In this blog let’s discuss a few ideas that will pertain to the foods portion of your pantry. As you learn more about Preparedness Possibilities you may discover foods that perhaps you have heard of before but not thought about in a preparedness perspective. Or you may find foods that you had considered preparedness foods but not thought of in an every day perspective. That definitely does not mean that your foods should be limited to wheat, dry milk and honey.

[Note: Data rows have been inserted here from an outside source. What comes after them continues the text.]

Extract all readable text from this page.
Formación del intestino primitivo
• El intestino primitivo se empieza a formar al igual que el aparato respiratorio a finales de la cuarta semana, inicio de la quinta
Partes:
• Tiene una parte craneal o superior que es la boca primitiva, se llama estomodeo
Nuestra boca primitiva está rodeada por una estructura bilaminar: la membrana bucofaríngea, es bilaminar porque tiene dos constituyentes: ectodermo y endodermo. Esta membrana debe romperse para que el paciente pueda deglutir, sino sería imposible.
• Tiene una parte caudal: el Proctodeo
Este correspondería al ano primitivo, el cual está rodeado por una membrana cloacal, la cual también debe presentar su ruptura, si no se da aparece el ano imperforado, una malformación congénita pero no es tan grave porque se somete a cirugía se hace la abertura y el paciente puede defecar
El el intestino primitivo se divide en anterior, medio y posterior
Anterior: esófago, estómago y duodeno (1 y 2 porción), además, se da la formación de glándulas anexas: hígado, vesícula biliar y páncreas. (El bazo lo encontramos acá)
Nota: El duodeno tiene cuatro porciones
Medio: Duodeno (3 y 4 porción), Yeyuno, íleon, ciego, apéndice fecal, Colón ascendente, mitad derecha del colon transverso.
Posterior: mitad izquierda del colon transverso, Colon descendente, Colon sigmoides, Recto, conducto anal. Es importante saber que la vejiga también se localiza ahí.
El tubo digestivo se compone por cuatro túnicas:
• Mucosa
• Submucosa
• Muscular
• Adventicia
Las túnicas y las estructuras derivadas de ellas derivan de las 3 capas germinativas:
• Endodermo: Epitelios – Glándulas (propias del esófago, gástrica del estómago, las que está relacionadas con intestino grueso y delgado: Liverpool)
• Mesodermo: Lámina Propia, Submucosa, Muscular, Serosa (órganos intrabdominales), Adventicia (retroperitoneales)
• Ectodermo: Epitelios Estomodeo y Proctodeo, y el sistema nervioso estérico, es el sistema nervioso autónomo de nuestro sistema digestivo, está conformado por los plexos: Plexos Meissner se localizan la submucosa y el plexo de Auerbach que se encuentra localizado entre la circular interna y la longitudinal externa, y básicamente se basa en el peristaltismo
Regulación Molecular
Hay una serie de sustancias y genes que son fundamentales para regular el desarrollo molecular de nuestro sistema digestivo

Just remember, it does very little good to have shelves full of “good for you foods,” if you have no idea how to prepare them so that you and the members of your household will eat them. It’s not only discouraging, it’s a waste of hard earned money. The main goal is for you to realize that you must be able to make the “stuff” in your cupboard edible. This is especially true during different and difficult situations such as the aftermath of a severe storm.
I firmly believe that two of the basic food groups in the pantry have got to be chocolate and chocolate covered raisins! There, we are over that hurdle. Now let’s look at some ideas to transform the dark recesses of a “storage pantry” into a place where you have the security of knowing that what you fix will be eaten and enjoyed. The term “convenience food” may well be what makes it a “survival food.”

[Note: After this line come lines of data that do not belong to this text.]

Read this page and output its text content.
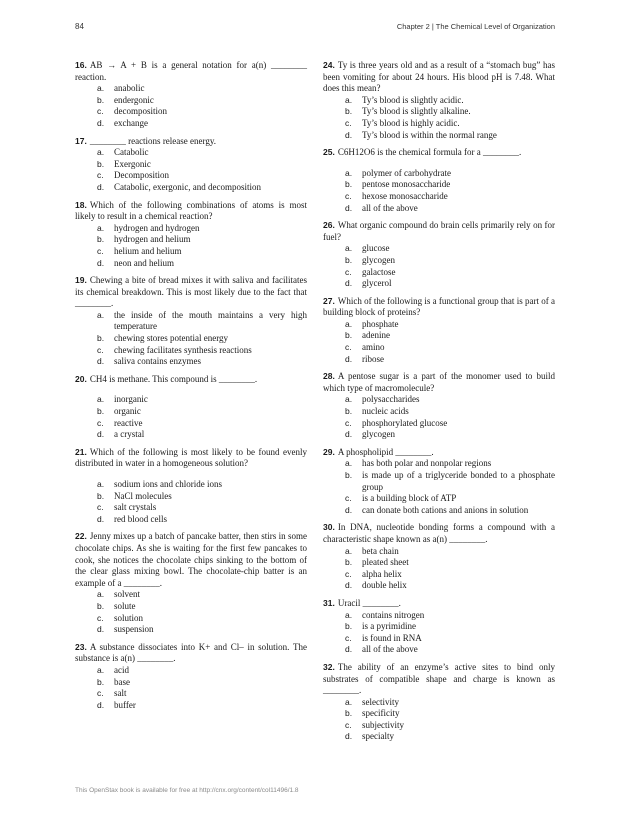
84	Chapter 2 | The Chemical Level of Organization
16. AB → A + B is a general notation for a(n) ________ reaction.
a.	anabolic
b.	endergonic
c.	decomposition
d.	exchange
17. ________ reactions release energy.
a.	Catabolic
b.	Exergonic
c.	Decomposition
d.	Catabolic, exergonic, and decomposition
18. Which of the following combinations of atoms is most likely to result in a chemical reaction?
a.	hydrogen and hydrogen
b.	hydrogen and helium
c.	helium and helium
d.	neon and helium
19. Chewing a bite of bread mixes it with saliva and facilitates its chemical breakdown. This is most likely due to the fact that ________.
a.	the inside of the mouth maintains a very high temperature
b.	chewing stores potential energy
c.	chewing facilitates synthesis reactions
d.	saliva contains enzymes
20. CH4 is methane. This compound is ________.
a.	inorganic
b.	organic
c.	reactive
d.	a crystal
21. Which of the following is most likely to be found evenly distributed in water in a homogeneous solution?
a.	sodium ions and chloride ions
b.	NaCl molecules
c.	salt crystals
d.	red blood cells
22. Jenny mixes up a batch of pancake batter, then stirs in some chocolate chips. As she is waiting for the first few pancakes to cook, she notices the chocolate chips sinking to the bottom of the clear glass mixing bowl. The chocolate-chip batter is an example of a ________.
a.	solvent
b.	solute
c.	solution
d.	suspension
23. A substance dissociates into K+ and Cl– in solution. The substance is a(n) ________.
a.	acid
b.	base
c.	salt
d.	buffer
24. Ty is three years old and as a result of a “stomach bug” has been vomiting for about 24 hours. His blood pH is 7.48. What does this mean?
a.	Ty’s blood is slightly acidic.
b.	Ty’s blood is slightly alkaline.
c.	Ty’s blood is highly acidic.
d.	Ty’s blood is within the normal range
25. C6H12O6 is the chemical formula for a ________.
a.	polymer of carbohydrate
b.	pentose monosaccharide
c.	hexose monosaccharide
d.	all of the above
26. What organic compound do brain cells primarily rely on for fuel?
a.	glucose
b.	glycogen
c.	galactose
d.	glycerol
27. Which of the following is a functional group that is part of a building block of proteins?
a.	phosphate
b.	adenine
c.	amino
d.	ribose
28. A pentose sugar is a part of the monomer used to build which type of macromolecule?
a.	polysaccharides
b.	nucleic acids
c.	phosphorylated glucose
d.	glycogen
29. A phospholipid ________.
a.	has both polar and nonpolar regions
b.	is made up of a triglyceride bonded to a phosphate group
c.	is a building block of ATP
d.	can donate both cations and anions in solution
30. In DNA, nucleotide bonding forms a compound with a characteristic shape known as a(n) ________.
a.	beta chain
b.	pleated sheet
c.	alpha helix
d.	double helix
31. Uracil ________.
a.	contains nitrogen
b.	is a pyrimidine
c.	is found in RNA
d.	all of the above
32. The ability of an enzyme’s active sites to bind only substrates of compatible shape and charge is known as ________.
a.	selectivity
b.	specificity
c.	subjectivity
d.	specialty
This OpenStax book is available for free at http://cnx.org/content/col11496/1.8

Consider keeping on hand a supply of packaged seasonings, sauces and “fixings” that will expand the recipe potential and variety for staple foods. A gallon jar or Rubbermaid-type storage container will hold a good-sized variety of packets in the cupboard. The protection of a solid container will allow for a longer shelf life than just setting the packets on a cupboard shelf where bugs, rodents and moisture can cause rapid deterioration. Once your pantry holds a variety of these seasoning packets you can quickly create simple meals with such staples as grains and beans.
Look at your regular recipe books with “emergency cooking” in mind. You can substitute almost any grain in any recipe that calls for regular rice (not instant rice). Take the time now to analyze how simple it is to re-make casserole or soup recipes with the products you have on hand. Don’t be afraid to experiment and play with your food, in spite of what your mother may have told you. Exchange beans for different beans, vegetables with different vegetables, and so on. Just use what you have, using the seasonings and flavors you normally use.

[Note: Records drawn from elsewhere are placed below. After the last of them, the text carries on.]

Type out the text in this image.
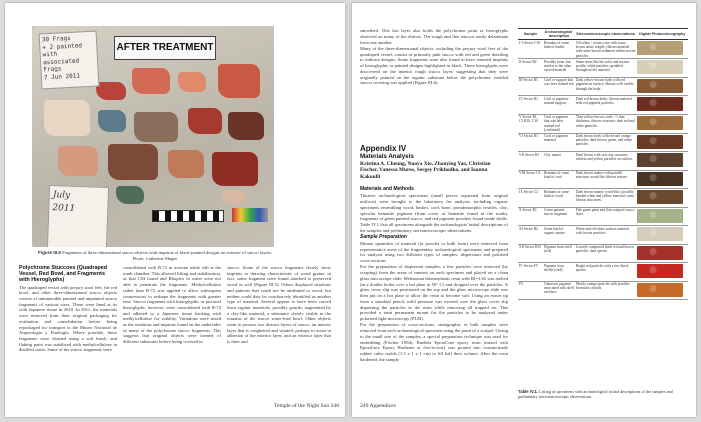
30 Frags
+ 2 painted
with
associated
Frags
7 Jun 2011
AFTER TREATMENT
July
2011
Figure III.6 Fragments of three-dimensional stucco objects with imprints of black-painted designs on exterior of stucco layers. Photo: Catherine Magee
Polychrome Stuccoes (Quadraped Vessel, Red Bowl, and Fragments with Hieroglyphs)

The quadraped vessel with perjury stool feet, the red bowl, and other three-dimensional stucco objects consist of innumerable painted and unpainted stucco fragments of various sizes. These were lined at its with Japanese tissue in 2010. In 2011, the materials were removed from their original packaging for evaluation and consolidation before being repackaged for transport to the Museo Nacional de Arqueología y Etnología. Where possible, these fragments were cleaned using a soft brush, and flaking paint was stabilized with methylcellulose in distilled water. Some of the stucco fragments were

consolidated with B-72 in acetone while still at the tomb chamber. This allowed lifting and stabilization, as that CM found and Rhoplex in water were not able to penetrate the fragments. Methylcellulose rather than B-72 was applied to allow subsequent conservators to reshape the fragments with greater ease. Stucco fragments with hieroglyphic or pictorial hieroglyphs, however, were consolidated with B-72 and adhered to a Japanese tissue backing with methylcellulose for stability. Variations were noted as the striations and imprints found on the undersides of many of the polychrome stucco fragments. This suggests that original objects were formed of different substrates before being covered in

stucco. Some of the stucco fragments clearly show imprints or drawing characteristic of wood grains; in fact, some fragment were found attached to preserved wood as well (Figure III.5). Others displayed striations and patterns that could not be attributed to wood, but neither could they be conclusively identified as another type of material. Several appear to have been carved from organic materials, possibly gourds, augmented by a clay-like material, a substance clearly visible in the remains of the stucco water-bird bowl. Other objects seem to possess two distinct layers of stucco, an interior layer that is roughened and striated, perhaps to assist in adhesion of the exterior layer, and an exterior layer that is finer and

Temple of the Night Sun 248

smoothed. This last layer also holds the polychrome paint or hieroglyphs observed on many of the objects. The rough and fine stuccos easily delaminate from one another.

Many of the three-dimensional objects, including the perjury stool feet of the quadraped vessel, consist of primarily pink stucco with red and green detailing to indicate designs. Some fragments were also found to have retained imprints of hieroglyphic or painted designs highlighted in black. These hieroglyphs were discovered on the interior rough stucco layer, suggesting that they were originally painted on the organic substrate below the polychrome, molded stucco covering was applied (Figure III.6).

Appendix IV
Materials Analysis
Kristina A. Cheung, Nuoya Xie, Zhaoying Yao, Christian Fischer, Vanessa Muros, Sergey Prikhodko, and Ioanna Kakoulli
Materials and Methods

Thirteen archaeological specimens (small pieces separated from original artifacts) were brought to the laboratory for analysis, including organic specimens resembling wood, basket, cord, bone, pseudomorphic textiles, clay, specular hematite pigment (from cover of hematite found in the tomb), fragments of green painted stucco, and red pigment powders found inside shells. Table IV.1 lists all specimens alongside the archaeologists' initial descriptions of the samples and preliminary stereomicroscopic observations.

Sample Preparation

Minute quantities of material (in powder or bulk form) were removed from representative areas of the fragmentary archaeological specimens and prepared for analysis using two different types of samples: dispersions and polished cross-sections.

For the preparation of dispersion samples, a few particles were removed (by scraping) from the areas of interest on each specimen and placed on a clean glass microscope slide. Meltmount thermoplastic resin with RI=1.62 was melted (in a double boiler over a hot plate at 50° C) and dropped over the particles. A glass cover slip was positioned on the top and the glass microscope slide was then put on a hot plate to allow the resin to become soft. Using an eraser tip from a standard pencil, mild pressure was exerted over the glass cover slip dispersing the particles in the resin while removing all trapped air. This provided a semi permanent mount for the particles to be analyzed under polarized light microscopy (PLM).

For the preparation of cross-sections, stratigraphic or bulk samples were removed from each archaeological specimen using the point of a scalpel. Owing to the small size of the samples, a special preparation technique was used for embedding (Fischer 1994). Buehler EpoxiCure epoxy resin (mixed with EpoxiCure Epoxy Hardener at five-to-one) was poured into custom-made rubber cubic molds (1.5 x 1 x 1 cm) to fill half their volume. After the resin hardened, the sample

Sample	Archaeologists' description	Stereomicroscopic observations	Digital Photomicrography
I-1 Sector C10	Remains of some kind of basket	Off-white / cream color with some brown areas; fragile, fibrous material with some brown sediment within woven particles.	

II Sector B2	Possibly bone, but similar to the other carved material	Some areas like the color and texture profile; white particles sprinkled throughout the material.	

III Sector B1	Cord or support that was later stained red	Dark yellow-brown body with red pigment on surface; fibrous cells visible through the body.	

IV Sector B1	Cord or pigment-stained support	Dark red-brown body; fibrous material with red pigment particles.	

V Sector B1, C3 B10, C10	Cord or pigment that was later stained red (cochineal)	Thin yellow-brown cords, ~1 mm thickness; fibrous structure; dark red and white particles.	

VI Sector B1	Cord or pigment material	Dark brown body with red and orange particles; dark brown, green, and white particles.	

VII Sector B1	Clay matter	Dark brown with soft clay structure; whitish and yellow particles on surface.	

VIII Sector C4	Remains of some kind of cord	Dark brown matter with parallel structure; wood-like fibrous texture.	

IX Sector C2	Remains of some kind of wood	Dark brown matter; wood-like, possibly banded white and yellow material; some fibrous structures.	

X Sector B1	Green painted stucco fragment	Pale green paint and thin sculpted stucco layer.	

XI Sector B2	Some kind of organic matter	White and off-white surface material with brown particles.	

XII Sector B10	Pigment from shell (red)	Loosely compacted thick red and brown particles; dark specks.	

P1 Sector F5	Pigment from shell(s) (red)	Bright red particles with a few black specks.	

P3	Unknown pigment associated with shell necklace	Mostly orange particles with possible brownish crystals.	
Table IV.1. Listing of specimens with archaeologists' initial descriptions of the samples and preliminary stereomicroscopic observations.
249 Appendices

In “Les-power, Les-fuel” situations think ahead early in the day, or the night before, to ensure food preparation successes rather than food preparation disasters. When using an emergency stove to prepare another food, place a pan with water in it close to the side of it or on a spare burner. Allow the water to get as warm as possible from the heat generated by the burners, or the fire, that is in use. You should expect the water to get “warm,” not necessarily hot. Using that warmed water, soak grains or beans longer than you normally might. Do not rinse the grains in this instance. Use the soaking water to cook with. In a “crunch” situation this will lessen the amount of fuel and water required for food preparation. Or use the thermos method to prepare grains or pasta for cooking to economize on fuel and water.
Keep in mind, it is not food-storage! It is the principle of keeping the foods properly so that you can eat them when you need to. That may be a new concept to some of you … “eat your food-storage?” Have you been thinking it has been bad enough to have to store it, now Barbara is saying I have to eat it? Good grief, what are things coming to!